Chief executive Leo Quinn was paid almost £5.4m in 2017 after his longterm incentives, worth more than £2m, kicked in. Finance director Philip Harrison was paid £1.9m, which included £752,000 of long-term incentive payments, while chairman Philip Aiken received £270,000.
At the company’s annual general meeting on Thursday, 13.63pc of investors voted against the payments, although the motion still had enough votes in favour to be passed. This is the second year that some of Balfour Beatty’s investors have expressed displeasure about the way that the company rewards its top team.
Last year, almost 23pc of shareholders rebelled at the annual general meeting over plans to increase Mr Quinn’s annual bonus from 120pc of his salary to 150pc. Mr Quinn has overseen a turnaround of the business since taking the helm in 2015.

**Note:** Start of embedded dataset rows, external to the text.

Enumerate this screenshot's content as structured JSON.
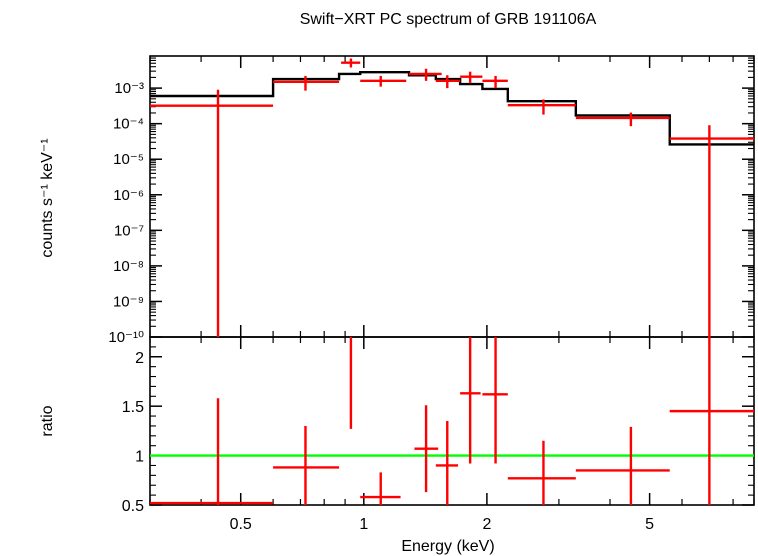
{
  "chart_data": [
    {
      "type": "scatter",
      "title": "Swift−XRT PC spectrum of GRB 191106A",
      "xlabel": "",
      "ylabel": "counts s⁻¹ keV⁻¹",
      "xscale": "log",
      "yscale": "log",
      "xlim": [
        0.3,
        9.0
      ],
      "ylim": [
        1e-10,
        0.008
      ],
      "ytick_labels": [
        "10⁻¹⁰",
        "10⁻⁹",
        "10⁻⁸",
        "10⁻⁷",
        "10⁻⁶",
        "10⁻⁵",
        "10⁻⁴",
        "10⁻³"
      ],
      "ytick_values": [
        1e-10,
        1e-09,
        1e-08,
        1e-07,
        1e-06,
        1e-05,
        0.0001,
        0.001
      ],
      "series": [
        {
          "kind": "data",
          "color": "#ff0000",
          "points": [
            {
              "x": 0.44,
              "xlo": 0.3,
              "xhi": 0.6,
              "y": 0.00032,
              "ylo": 1e-10,
              "yhi": 0.0009
            },
            {
              "x": 0.72,
              "xlo": 0.6,
              "xhi": 0.87,
              "y": 0.0015,
              "ylo": 0.00085,
              "yhi": 0.0022
            },
            {
              "x": 0.93,
              "xlo": 0.88,
              "xhi": 0.98,
              "y": 0.0052,
              "ylo": 0.0038,
              "yhi": 0.0068
            },
            {
              "x": 1.1,
              "xlo": 0.98,
              "xhi": 1.27,
              "y": 0.0016,
              "ylo": 0.0011,
              "yhi": 0.0022
            },
            {
              "x": 1.42,
              "xlo": 1.29,
              "xhi": 1.55,
              "y": 0.0025,
              "ylo": 0.0016,
              "yhi": 0.0035
            },
            {
              "x": 1.6,
              "xlo": 1.5,
              "xhi": 1.72,
              "y": 0.0016,
              "ylo": 0.001,
              "yhi": 0.0023
            },
            {
              "x": 1.82,
              "xlo": 1.72,
              "xhi": 1.95,
              "y": 0.0021,
              "ylo": 0.0014,
              "yhi": 0.0029
            },
            {
              "x": 2.1,
              "xlo": 1.95,
              "xhi": 2.25,
              "y": 0.0016,
              "ylo": 0.001,
              "yhi": 0.0022
            },
            {
              "x": 2.75,
              "xlo": 2.25,
              "xhi": 3.3,
              "y": 0.00033,
              "ylo": 0.00018,
              "yhi": 0.00048
            },
            {
              "x": 4.5,
              "xlo": 3.3,
              "xhi": 5.6,
              "y": 0.000145,
              "ylo": 8.5e-05,
              "yhi": 0.000205
            },
            {
              "x": 7.0,
              "xlo": 5.6,
              "xhi": 9.0,
              "y": 3.8e-05,
              "ylo": 1e-10,
              "yhi": 9e-05
            }
          ]
        },
        {
          "kind": "model",
          "color": "#000000",
          "steps": [
            {
              "xlo": 0.3,
              "xhi": 0.6,
              "y": 0.0006
            },
            {
              "xlo": 0.6,
              "xhi": 0.87,
              "y": 0.0018
            },
            {
              "xlo": 0.87,
              "xhi": 0.98,
              "y": 0.0025
            },
            {
              "xlo": 0.98,
              "xhi": 1.29,
              "y": 0.0028
            },
            {
              "xlo": 1.29,
              "xhi": 1.5,
              "y": 0.0023
            },
            {
              "xlo": 1.5,
              "xhi": 1.72,
              "y": 0.0018
            },
            {
              "xlo": 1.72,
              "xhi": 1.95,
              "y": 0.0013
            },
            {
              "xlo": 1.95,
              "xhi": 2.25,
              "y": 0.00095
            },
            {
              "xlo": 2.25,
              "xhi": 3.3,
              "y": 0.00043
            },
            {
              "xlo": 3.3,
              "xhi": 5.6,
              "y": 0.00017
            },
            {
              "xlo": 5.6,
              "xhi": 9.0,
              "y": 2.6e-05
            }
          ]
        }
      ]
    },
    {
      "type": "scatter",
      "title": "",
      "xlabel": "Energy (keV)",
      "ylabel": "ratio",
      "xscale": "log",
      "yscale": "linear",
      "xlim": [
        0.3,
        9.0
      ],
      "ylim": [
        0.5,
        2.2
      ],
      "xtick_labels": [
        "0.5",
        "1",
        "2",
        "5"
      ],
      "xtick_values": [
        0.5,
        1,
        2,
        5
      ],
      "ytick_labels": [
        "0.5",
        "1",
        "1.5",
        "2"
      ],
      "ytick_values": [
        0.5,
        1,
        1.5,
        2
      ],
      "reference_line": {
        "y": 1,
        "color": "#00ff00"
      },
      "series": [
        {
          "kind": "data",
          "color": "#ff0000",
          "points": [
            {
              "x": 0.44,
              "xlo": 0.3,
              "xhi": 0.6,
              "y": 0.52,
              "ylo": 0.5,
              "yhi": 1.58
            },
            {
              "x": 0.72,
              "xlo": 0.6,
              "xhi": 0.87,
              "y": 0.88,
              "ylo": 0.5,
              "yhi": 1.3
            },
            {
              "x": 0.93,
              "xlo": 0.93,
              "xhi": 0.93,
              "y": 2.12,
              "ylo": 1.27,
              "yhi": 2.2
            },
            {
              "x": 1.1,
              "xlo": 0.98,
              "xhi": 1.23,
              "y": 0.58,
              "ylo": 0.5,
              "yhi": 0.83
            },
            {
              "x": 1.42,
              "xlo": 1.33,
              "xhi": 1.52,
              "y": 1.07,
              "ylo": 0.63,
              "yhi": 1.51
            },
            {
              "x": 1.6,
              "xlo": 1.5,
              "xhi": 1.7,
              "y": 0.9,
              "ylo": 0.5,
              "yhi": 1.35
            },
            {
              "x": 1.82,
              "xlo": 1.72,
              "xhi": 1.93,
              "y": 1.63,
              "ylo": 0.92,
              "yhi": 2.2
            },
            {
              "x": 2.1,
              "xlo": 1.95,
              "xhi": 2.25,
              "y": 1.62,
              "ylo": 0.92,
              "yhi": 2.2
            },
            {
              "x": 2.75,
              "xlo": 2.25,
              "xhi": 3.3,
              "y": 0.77,
              "ylo": 0.5,
              "yhi": 1.15
            },
            {
              "x": 4.5,
              "xlo": 3.3,
              "xhi": 5.6,
              "y": 0.85,
              "ylo": 0.5,
              "yhi": 1.29
            },
            {
              "x": 7.0,
              "xlo": 5.6,
              "xhi": 9.0,
              "y": 1.45,
              "ylo": 0.5,
              "yhi": 2.2
            }
          ]
        }
      ]
    }
  ]
}
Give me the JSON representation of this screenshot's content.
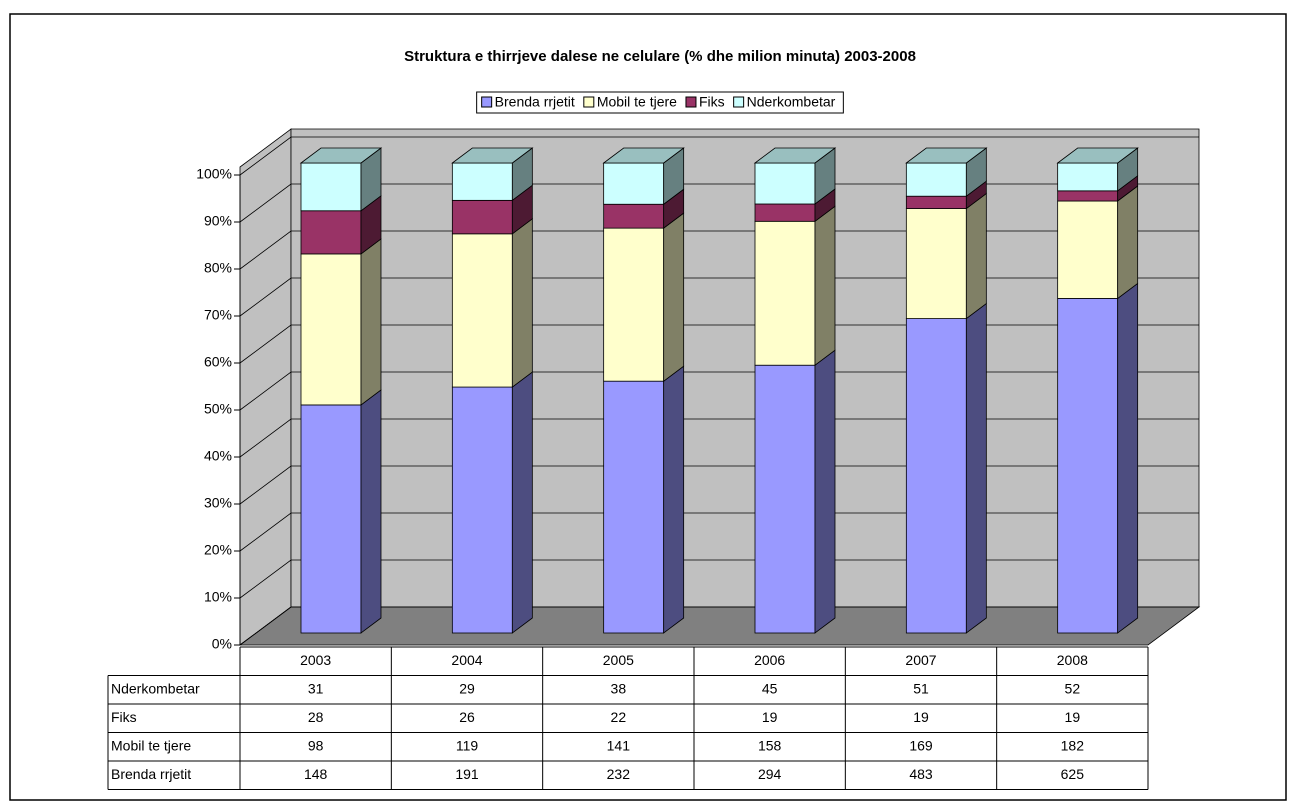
{
  "chart_data": {
    "type": "bar",
    "stacked": "percent",
    "title": "Struktura e thirrjeve dalese ne celulare (% dhe milion minuta) 2003-2008",
    "categories": [
      "2003",
      "2004",
      "2005",
      "2006",
      "2007",
      "2008"
    ],
    "series": [
      {
        "name": "Brenda rrjetit",
        "color": "#9999ff",
        "values": [
          148,
          191,
          232,
          294,
          483,
          625
        ]
      },
      {
        "name": "Mobil te tjere",
        "color": "#ffffcc",
        "values": [
          98,
          119,
          141,
          158,
          169,
          182
        ]
      },
      {
        "name": "Fiks",
        "color": "#993366",
        "values": [
          28,
          26,
          22,
          19,
          19,
          19
        ]
      },
      {
        "name": "Nderkombetar",
        "color": "#ccffff",
        "values": [
          31,
          29,
          38,
          45,
          51,
          52
        ]
      }
    ],
    "ylim": [
      0,
      100
    ],
    "yticks": [
      {
        "value": 0,
        "label": "0%"
      },
      {
        "value": 10,
        "label": "10%"
      },
      {
        "value": 20,
        "label": "20%"
      },
      {
        "value": 30,
        "label": "30%"
      },
      {
        "value": 40,
        "label": "40%"
      },
      {
        "value": 50,
        "label": "50%"
      },
      {
        "value": 60,
        "label": "60%"
      },
      {
        "value": 70,
        "label": "70%"
      },
      {
        "value": 80,
        "label": "80%"
      },
      {
        "value": 90,
        "label": "90%"
      },
      {
        "value": 100,
        "label": "100%"
      }
    ],
    "grid": true,
    "legend": "top",
    "data_table": true
  }
}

In March, Balfour Beatty reported that its pre-tax profits rose to £117m in 2017, up from just £10m a year earlier. It had run into trouble after underbidding on a number of large contracts, accepting thin margins in order to win work. As a result, its costs spiralled out of control.
Mr Quinn instigated a review called “Build to Last”, which aimed to streamline its processes and make sure it was only bidding on viable contracts.
Balfour is not the only company to have faced shareholder ire this year over excessive pay. Earlier this week, Bovis Homes suffered a sizeable revolt when 37.6pc of its investors voted against its pay report.
Fellow housebuilder Persimmon, the drugmaker Astrazeneca and the consumer giant Unilever have also faced votes against their pay policies.
Trade show organiser Informa also suffered a 36pc investor revolt over pay yesterday.